Asıl sorun, daha güçlü ve bilenmiş olarak bizim onları karşılamaya hazır olup olmadığımız dır. Karşılamak ya da savunma yapmaktan da çok yeni ataklar ya da atılımlar yapmayı düşünüp düşünmediğimizdir.
Çünkü, yaşamın ayrıntılı özü yaptıklarımızda değil yapamadıklarımızda, yaşadığımız değil yaşamadığımız anlarda gizlidir.
Yaz tatillerinde sokaklarda gazete sattığımız günler çok gerilerde kaldı. Yılların gazete dağıtıcısı İrfan Abi bile artık simit satıyor. Pazar günleri saat:11’de iki film birden oynatan ve film sonlarında kahramanlara hayran kalan çocukların alkışlarıyla inleyen Marmara Sineması da, yazlık sinemalar da çoktan kapandı.
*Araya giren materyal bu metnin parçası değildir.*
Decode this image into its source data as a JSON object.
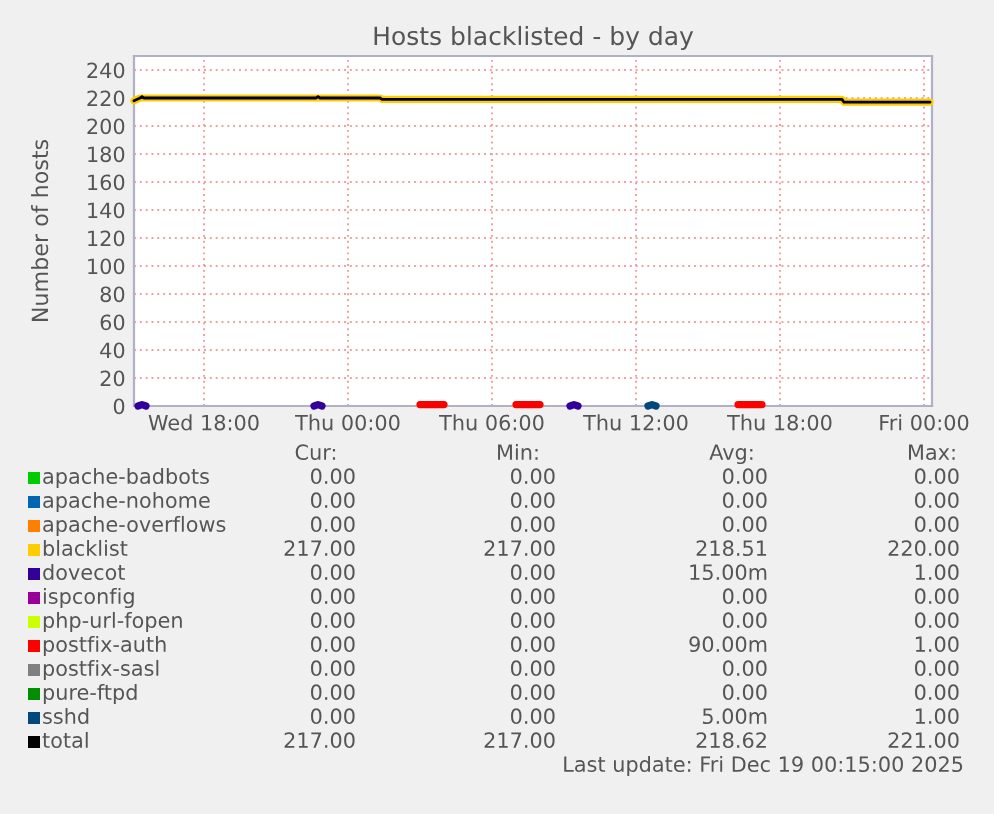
{
  "chart_data": {
    "type": "line",
    "title": "Hosts blacklisted - by day",
    "ylabel": "Number of hosts",
    "xlim": [
      "2025-12-17T15:05",
      "2025-12-19T00:20"
    ],
    "ylim": [
      0,
      250
    ],
    "xticks": [
      {
        "value": "2025-12-17T18:00",
        "label": "Wed 18:00"
      },
      {
        "value": "2025-12-18T00:00",
        "label": "Thu 00:00"
      },
      {
        "value": "2025-12-18T06:00",
        "label": "Thu 06:00"
      },
      {
        "value": "2025-12-18T12:00",
        "label": "Thu 12:00"
      },
      {
        "value": "2025-12-18T18:00",
        "label": "Thu 18:00"
      },
      {
        "value": "2025-12-19T00:00",
        "label": "Fri 00:00"
      }
    ],
    "yticks": [
      0,
      20,
      40,
      60,
      80,
      100,
      120,
      140,
      160,
      180,
      200,
      220,
      240
    ],
    "grid": true,
    "legend": "bottom",
    "marker": "none",
    "line_style": "solid",
    "series": [
      {
        "name": "apache-badbots",
        "color": "#00cc00",
        "values": [
          null
        ]
      },
      {
        "name": "apache-nohome",
        "color": "#0066b3",
        "values": [
          null
        ]
      },
      {
        "name": "apache-overflows",
        "color": "#ff8000",
        "values": [
          null
        ]
      },
      {
        "name": "blacklist",
        "color": "#ffcc00",
        "x": [
          "2025-12-17T15:05",
          "2025-12-17T15:20",
          "2025-12-18T01:20",
          "2025-12-18T01:25",
          "2025-12-18T20:35",
          "2025-12-18T20:40",
          "2025-12-19T00:15"
        ],
        "values": [
          218,
          220,
          220,
          219,
          219,
          217,
          217
        ]
      },
      {
        "name": "dovecot",
        "color": "#330099",
        "x": [
          "2025-12-17T15:15",
          "2025-12-17T15:25",
          "2025-12-17T15:35",
          "2025-12-17T19:00",
          "2025-12-17T22:35",
          "2025-12-17T22:45",
          "2025-12-17T22:55",
          "2025-12-18T04:00",
          "2025-12-18T09:15",
          "2025-12-18T09:25",
          "2025-12-18T09:35"
        ],
        "values": [
          0,
          1,
          0,
          null,
          0,
          1,
          0,
          null,
          0,
          1,
          0
        ]
      },
      {
        "name": "ispconfig",
        "color": "#990099",
        "values": [
          null
        ]
      },
      {
        "name": "php-url-fopen",
        "color": "#ccff00",
        "values": [
          null
        ]
      },
      {
        "name": "postfix-auth",
        "color": "#ff0000",
        "x": [
          "2025-12-18T03:00",
          "2025-12-18T04:00",
          "2025-12-18T05:30",
          "2025-12-18T07:00",
          "2025-12-18T08:00",
          "2025-12-18T12:00",
          "2025-12-18T16:15",
          "2025-12-18T17:15"
        ],
        "values": [
          1,
          1,
          null,
          1,
          1,
          null,
          1,
          1
        ]
      },
      {
        "name": "postfix-sasl",
        "color": "#808080",
        "values": [
          null
        ]
      },
      {
        "name": "pure-ftpd",
        "color": "#008f00",
        "values": [
          null
        ]
      },
      {
        "name": "sshd",
        "color": "#00487d",
        "x": [
          "2025-12-18T12:30",
          "2025-12-18T12:40",
          "2025-12-18T12:50"
        ],
        "values": [
          0,
          1,
          0
        ]
      },
      {
        "name": "total",
        "color": "#000000",
        "x": [
          "2025-12-17T15:05",
          "2025-12-17T15:20",
          "2025-12-17T15:25",
          "2025-12-17T15:30",
          "2025-12-17T22:40",
          "2025-12-17T22:45",
          "2025-12-17T22:50",
          "2025-12-18T01:20",
          "2025-12-18T01:25",
          "2025-12-18T20:35",
          "2025-12-18T20:40",
          "2025-12-19T00:15"
        ],
        "values": [
          218,
          220,
          221,
          220,
          220,
          221,
          220,
          220,
          219,
          219,
          217,
          217
        ]
      }
    ],
    "annotations": [
      "Cur:",
      "Min:",
      "Avg:",
      "Max:",
      "0.00",
      "0.00",
      "0.00",
      "0.00",
      "0.00",
      "0.00",
      "0.00",
      "0.00",
      "0.00",
      "0.00",
      "0.00",
      "0.00",
      "217.00",
      "217.00",
      "218.51",
      "220.00",
      "0.00",
      "0.00",
      "15.00m",
      "1.00",
      "0.00",
      "0.00",
      "0.00",
      "0.00",
      "0.00",
      "0.00",
      "0.00",
      "0.00",
      "0.00",
      "0.00",
      "90.00m",
      "1.00",
      "0.00",
      "0.00",
      "0.00",
      "0.00",
      "0.00",
      "0.00",
      "0.00",
      "0.00",
      "0.00",
      "0.00",
      "5.00m",
      "1.00",
      "217.00",
      "217.00",
      "218.62",
      "221.00",
      "Last update: Fri Dec 19 00:15:00 2025"
    ]
  }
}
İstiklâl Caddesinin deniz yönünde, ne hikmetse hala cadde ortasında yaşayabilen ağaçların altında artık “Tommiks ve Teksas” kitapları dizilip parayla okutulmuyor. Sokaklarda “kader kismet” diye bağırıp çekiliş yaptıran çocuklar da yok artık.
Sadece Palamut yemek için beklenir mi Eylül ayı benim canım efendim?